President's Message
Our Faith In Action
Our congregation voted to pursue two primary social justice projects this year. The first initiative is to provide clothing for immigrant workers. Guatemalan immigrants wait on street corners early each morning in hopes of being chosen as day workers. They may stand in the cold al day without being chosen. The work is often difficult and unlikely to be desirable to local residents. The aspiring workmen often walk for miles to arrive at the rendezvous place where contractors and others come to find day workers. They live together in modest abodes to preserve their wages that are sent home to support families. The men, being from Central America, lack warm clothing that is essential during our cold winters, especially this one.

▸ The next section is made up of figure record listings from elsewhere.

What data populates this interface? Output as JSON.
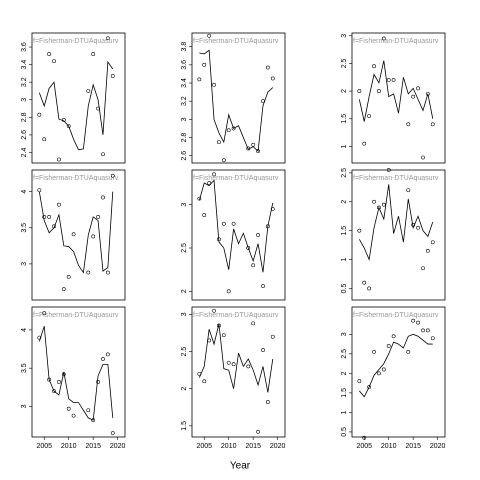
{
  "x_label": "Year",
  "chart_data": [
    {
      "type": "line",
      "strip": "f=Fisherman-DTUAquasurv",
      "x": [
        2004,
        2005,
        2006,
        2007,
        2008,
        2009,
        2010,
        2011,
        2012,
        2013,
        2014,
        2015,
        2016,
        2017,
        2018,
        2019
      ],
      "xlim": [
        2002.5,
        2021.5
      ],
      "ylim": [
        2.28,
        3.76
      ],
      "yticks": [
        2.4,
        2.6,
        2.8,
        3.0,
        3.2,
        3.4,
        3.6
      ],
      "series": [
        {
          "mark": "line",
          "color": "#000000",
          "values": [
            3.08,
            2.93,
            3.13,
            3.2,
            2.78,
            2.76,
            2.7,
            2.55,
            2.43,
            2.44,
            2.93,
            3.17,
            3.0,
            2.6,
            3.43,
            3.35
          ]
        },
        {
          "mark": "points",
          "color": "#000000",
          "values": [
            2.83,
            2.55,
            3.52,
            3.44,
            2.32,
            2.77,
            2.7,
            null,
            null,
            null,
            3.1,
            3.52,
            2.9,
            2.38,
            3.7,
            3.27
          ]
        }
      ]
    },
    {
      "type": "line",
      "strip": "f=Fisherman-DTUAquasurv",
      "x": [
        2004,
        2005,
        2006,
        2007,
        2008,
        2009,
        2010,
        2011,
        2012,
        2013,
        2014,
        2015,
        2016,
        2017,
        2018,
        2019
      ],
      "xlim": [
        2002.5,
        2021.5
      ],
      "ylim": [
        2.52,
        3.95
      ],
      "yticks": [
        2.6,
        2.8,
        3.0,
        3.2,
        3.4,
        3.6,
        3.8
      ],
      "series": [
        {
          "mark": "line",
          "color": "#000000",
          "values": [
            3.73,
            3.72,
            3.76,
            3.0,
            2.85,
            2.75,
            3.05,
            2.9,
            2.93,
            2.8,
            2.67,
            2.7,
            2.65,
            3.15,
            3.3,
            3.35
          ]
        },
        {
          "mark": "points",
          "color": "#000000",
          "values": [
            3.44,
            3.6,
            3.92,
            3.38,
            2.75,
            2.55,
            2.88,
            2.9,
            null,
            null,
            2.68,
            2.72,
            2.65,
            3.2,
            3.57,
            3.45
          ]
        }
      ]
    },
    {
      "type": "line",
      "strip": "f=Fisherman-DTUAquasurv",
      "x": [
        2004,
        2005,
        2006,
        2007,
        2008,
        2009,
        2010,
        2011,
        2012,
        2013,
        2014,
        2015,
        2016,
        2017,
        2018,
        2019
      ],
      "xlim": [
        2002.5,
        2021.5
      ],
      "ylim": [
        0.7,
        3.05
      ],
      "yticks": [
        1.0,
        1.5,
        2.0,
        2.5,
        3.0
      ],
      "series": [
        {
          "mark": "line",
          "color": "#000000",
          "values": [
            1.85,
            1.45,
            1.9,
            2.3,
            2.15,
            2.55,
            1.9,
            1.95,
            1.6,
            2.25,
            1.95,
            2.05,
            1.85,
            1.65,
            1.95,
            1.5
          ]
        },
        {
          "mark": "points",
          "color": "#000000",
          "values": [
            2.0,
            1.05,
            1.55,
            2.45,
            2.0,
            2.95,
            2.2,
            2.2,
            null,
            null,
            1.4,
            1.9,
            2.05,
            0.8,
            1.95,
            1.4
          ]
        }
      ]
    },
    {
      "type": "line",
      "strip": "f=Fisherman-DTUAquasurv",
      "x": [
        2004,
        2005,
        2006,
        2007,
        2008,
        2009,
        2010,
        2011,
        2012,
        2013,
        2014,
        2015,
        2016,
        2017,
        2018,
        2019
      ],
      "xlim": [
        2002.5,
        2021.5
      ],
      "ylim": [
        2.5,
        4.3
      ],
      "yticks": [
        3.0,
        3.5,
        4.0
      ],
      "series": [
        {
          "mark": "line",
          "color": "#000000",
          "values": [
            4.0,
            3.6,
            3.43,
            3.5,
            3.68,
            3.25,
            3.24,
            3.17,
            2.98,
            2.88,
            3.4,
            3.65,
            3.6,
            2.9,
            2.95,
            4.0
          ]
        },
        {
          "mark": "points",
          "color": "#000000",
          "values": [
            4.02,
            3.65,
            3.65,
            3.52,
            3.82,
            2.65,
            2.82,
            3.41,
            null,
            null,
            2.88,
            3.38,
            3.65,
            3.92,
            2.88,
            4.22
          ]
        }
      ]
    },
    {
      "type": "line",
      "strip": "f=Fisherman-DTUAquasurv",
      "x": [
        2004,
        2005,
        2006,
        2007,
        2008,
        2009,
        2010,
        2011,
        2012,
        2013,
        2014,
        2015,
        2016,
        2017,
        2018,
        2019
      ],
      "xlim": [
        2002.5,
        2021.5
      ],
      "ylim": [
        1.9,
        3.4
      ],
      "yticks": [
        2.0,
        2.5,
        3.0
      ],
      "series": [
        {
          "mark": "line",
          "color": "#000000",
          "values": [
            3.05,
            3.25,
            3.22,
            3.28,
            2.57,
            2.5,
            2.25,
            2.72,
            2.55,
            2.67,
            2.5,
            2.35,
            2.55,
            2.22,
            2.75,
            3.02
          ]
        },
        {
          "mark": "points",
          "color": "#000000",
          "values": [
            3.07,
            2.88,
            3.25,
            3.35,
            2.6,
            2.78,
            2.0,
            2.78,
            null,
            null,
            2.5,
            2.3,
            2.65,
            2.06,
            2.75,
            2.95
          ]
        }
      ]
    },
    {
      "type": "line",
      "strip": "f=Fisherman-DTUAquasurv",
      "x": [
        2004,
        2005,
        2006,
        2007,
        2008,
        2009,
        2010,
        2011,
        2012,
        2013,
        2014,
        2015,
        2016,
        2017,
        2018,
        2019
      ],
      "xlim": [
        2002.5,
        2021.5
      ],
      "ylim": [
        0.3,
        2.55
      ],
      "yticks": [
        0.5,
        1.0,
        1.5,
        2.0,
        2.5
      ],
      "series": [
        {
          "mark": "line",
          "color": "#000000",
          "values": [
            1.35,
            1.2,
            1.0,
            1.55,
            1.9,
            1.7,
            2.3,
            1.45,
            1.75,
            1.3,
            2.05,
            1.55,
            1.75,
            1.5,
            1.4,
            1.65
          ]
        },
        {
          "mark": "points",
          "color": "#000000",
          "values": [
            1.5,
            0.6,
            0.5,
            2.0,
            1.9,
            1.95,
            2.55,
            null,
            null,
            null,
            2.2,
            1.6,
            1.55,
            0.85,
            1.15,
            1.3
          ]
        }
      ]
    },
    {
      "type": "line",
      "strip": "f=Fisherman-DTUAquasurv",
      "x": [
        2004,
        2005,
        2006,
        2007,
        2008,
        2009,
        2010,
        2011,
        2012,
        2013,
        2014,
        2015,
        2016,
        2017,
        2018,
        2019
      ],
      "xlim": [
        2002.5,
        2021.5
      ],
      "ylim": [
        2.6,
        4.3
      ],
      "yticks": [
        3.0,
        3.5,
        4.0
      ],
      "xticks": [
        2005,
        2010,
        2015,
        2020
      ],
      "series": [
        {
          "mark": "line",
          "color": "#000000",
          "values": [
            3.85,
            4.05,
            3.35,
            3.2,
            3.15,
            3.45,
            3.1,
            3.05,
            3.05,
            2.95,
            2.85,
            2.82,
            3.4,
            3.55,
            3.55,
            2.85
          ]
        },
        {
          "mark": "points",
          "color": "#000000",
          "values": [
            3.9,
            4.22,
            3.35,
            3.2,
            3.32,
            3.42,
            2.97,
            2.88,
            null,
            null,
            2.95,
            2.82,
            3.32,
            3.62,
            3.68,
            2.65
          ]
        }
      ]
    },
    {
      "type": "line",
      "strip": "f=Fisherman-DTUAquasurv",
      "x": [
        2004,
        2005,
        2006,
        2007,
        2008,
        2009,
        2010,
        2011,
        2012,
        2013,
        2014,
        2015,
        2016,
        2017,
        2018,
        2019
      ],
      "xlim": [
        2002.5,
        2021.5
      ],
      "ylim": [
        1.35,
        3.1
      ],
      "yticks": [
        1.5,
        2.0,
        2.5,
        3.0
      ],
      "xticks": [
        2005,
        2010,
        2015,
        2020
      ],
      "series": [
        {
          "mark": "line",
          "color": "#000000",
          "values": [
            2.15,
            2.3,
            2.8,
            2.6,
            2.87,
            2.27,
            2.25,
            2.0,
            2.48,
            2.3,
            2.4,
            2.25,
            2.05,
            2.3,
            1.95,
            2.4
          ]
        },
        {
          "mark": "points",
          "color": "#000000",
          "values": [
            2.2,
            2.1,
            2.65,
            3.05,
            2.85,
            2.72,
            2.35,
            2.33,
            null,
            null,
            2.3,
            2.88,
            1.42,
            2.52,
            1.82,
            2.7
          ]
        }
      ]
    },
    {
      "type": "line",
      "strip": "f=Fisherman-DTUAquasurv",
      "x": [
        2004,
        2005,
        2006,
        2007,
        2008,
        2009,
        2010,
        2011,
        2012,
        2013,
        2014,
        2015,
        2016,
        2017,
        2018,
        2019
      ],
      "xlim": [
        2002.5,
        2021.5
      ],
      "ylim": [
        0.37,
        3.7
      ],
      "yticks": [
        0.5,
        1.0,
        1.5,
        2.0,
        2.5,
        3.0
      ],
      "xticks": [
        2005,
        2010,
        2015,
        2020
      ],
      "series": [
        {
          "mark": "line",
          "color": "#000000",
          "values": [
            1.55,
            1.4,
            1.65,
            1.95,
            2.1,
            2.25,
            2.5,
            2.8,
            2.75,
            2.65,
            2.95,
            3.0,
            2.95,
            2.85,
            2.75,
            2.75
          ]
        },
        {
          "mark": "points",
          "color": "#000000",
          "values": [
            1.8,
            0.35,
            1.65,
            2.55,
            2.0,
            2.1,
            2.7,
            2.95,
            null,
            null,
            2.55,
            3.35,
            3.3,
            3.1,
            3.1,
            2.9
          ]
        }
      ]
    }
  ]
}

Many in our congregation have donated warm clothing to sustain and protect these visitors from the inclement weather. Politics aside, we accept them as fellow human beings in need and welcome the opportunity to help. We are grateful to Judy Bellini, our “Caring Connection” coordinator, for helping to organize this opportunity to be of service.
Our other special focus is on feeding the needy. We partnered with other religious organizations in a regional effort to provide food for persons in need. Our congregation was alone in stepping forward to provide meals for 150 people on Easter Sunday who might otherwise go hungry. This is a huge undertaking for our small but undaunted congregation. We are grateful to Kate Liebhold for coordinating this important and essential activity. Be sure to contact Kate to volunteer for this worthy effort. We need everyone for this one!
Our beloved, May Stawsky and Trustee, Arta Boucher, were designated as our representatives to a county coalition to build a statue of Martin Luther King, Jr. on the campus of Farleigh Dickinson University. Contact Arta to join her in that effort.
Other examples of our faith in action include the following:
The Sienna Project: www.siennaproject.org
Tom Hart and I will join his mother, Caroline and stepfather, Martin Lavandhar on a unique mission to create educational opportunities in Central America. Martin and Caroline lost their three year old granddaughter, Sienna, to a sudden fatal illness. For the past five years, their Sienna Project has built three and four-room schools for Mayan children in the mountains of Guatemala as a legacy for their granddaughter. The Guatemalan government will provide a teacher and supplies only after a community has built a school.
I am reminded that Julius Rosenwald, a Jewish philanthropist, built 5,000 two and three-room schools for Negroes after the Civil War. The Sienna Project offers a unique opportunity to re-gift the opportunity for education that has benefited all Americans but remains unattainable for many. The opportunity to participate in this wonderful adventure will be available to you again next year.
Unitarian Universalist Living Legacy Civil Rights Pilgrimage:
Michael and Sylvie Meyers-Jouan will join Kate Liebhold and me on the annual Unitarian Universalist Civil Rights Living Legacy Tour that begins in Birmingham, Alabama and visits many of the significant sights of the Civil Rights Movement of the 1960’s. The tour offers opportunities to meet with surviving participants of those momentous events.
Unitarians started the anti-slavery abolitionist movement and were primary financiers of the Underground Railroad stations that provided safe havens for runaway slaves.
Two of the four white Americans martyred in the Civil Rights Movement were Unitarians. Rev. James Reeb was beaten to death in Selma for his participation in the historic march. Viola Liuzzo was gunned down in her car by members of the Ku Klux Klan for ferrying participants in the march from Selma to Montgomery.
The Unitarian Universalist Association (uua.org) is the only predominantly white nationwide religious denomination to have elected an African American as its national president.
Locally, Archie and Theodora Lacey, educators and protégés of Martin Luther King, Jr. in Birmingham, started the annual MLK birthday celebration with other members of Central Unitarian Church of Paramus that became the official Bergen County commemoration. The Award given annually at the Bergen County commemoration to a person who exemplifies the ideals of Dr. King is named for Rev. Lee Reid who founded our congregation as an intentionally diverse, multi-cultural anti-racist community of faith.
This is an opportunity to make the pilgrimage with those who walk the walk. Kate Liebhold has travel tips. Putting our faith into action honors the memory and continues the legacy of our members who devoted their time, talent and treasure to this congregation before passing from our presence but not from our thoughts.
“Service to others is the rent you pay for your time on earth”.